Invenergy, the Chicago company planning to build its 100-turbine McLean County Wind Energy Center across 13,000 acres in Chenoa, Gridley, Lexington and Money Creek townships, presented on those topics for more than 100 people at Heartland Community College’s Astroth Community Education Center in Normal.
Michael Hankard, president and principal at Wisconsin firm Hankard Environmental, spoke about noise levels residents and others can expect from the turbines, which are expected to total 250 megawatts in electrical generating capacity, or enough for 69,000 homes.
Residents questioned whether the state acoustic standards the project will satisfy are legitimate.
A woman who will live near six turbines questioned if it’s possible for Invenergy or the county to accurately portray what the sound will be like there after the project is done, before 2021.
Invenergy’s website for the project cites a Maine Centers for Disease Control study that found wind turbines produce sound comparable to a quiet, air-conditioned office.
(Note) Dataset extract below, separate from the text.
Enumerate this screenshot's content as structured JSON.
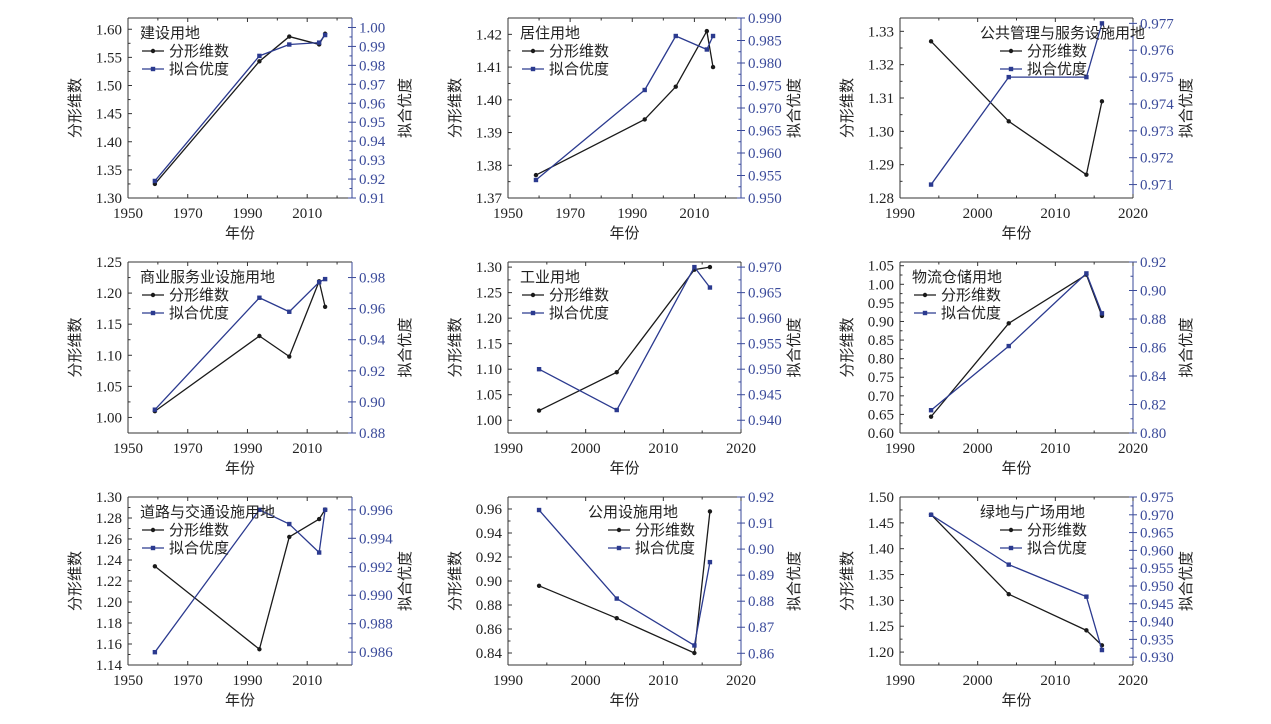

Invenergy’s environmental permitting manager, Andrea Giampoli, and others also discussed efforts to observe and respect the local wildlife population. Officials spent years documenting local wildlife behavior to make sure it won’t be affected, and the plan includes specific setbacks to avoid impacting wild birds and bats.
“None of the turbines we’re installing will affect any streams,” said Invenergy Vice President Kevin Parzyck.
Lexington resident Glenn Schwass questioned whether Invenergy is doing enough to study how the wind farms affect pets and other land animals, but Parzyck said “there’s no evidence of a problem.”
The company discussed the broad outline of the project at another hearing Tuesday. Parzyck said Chenoa, Gridley and Lexington officials are talking with the company to get on board with the farm.
Officials have not said how much the project will cost to build. It’s expected to generate at least $2.3 million in new tax revenue annually for local taxing bodies.
Construction is to start in 2018 or 2019, and the farm is to be operational in 2019 or 2020.
Another public hearing is set for 7 p.m. Tuesday at Room 400 in the Government Center, 115 E. Washington St., downtown Bloomington.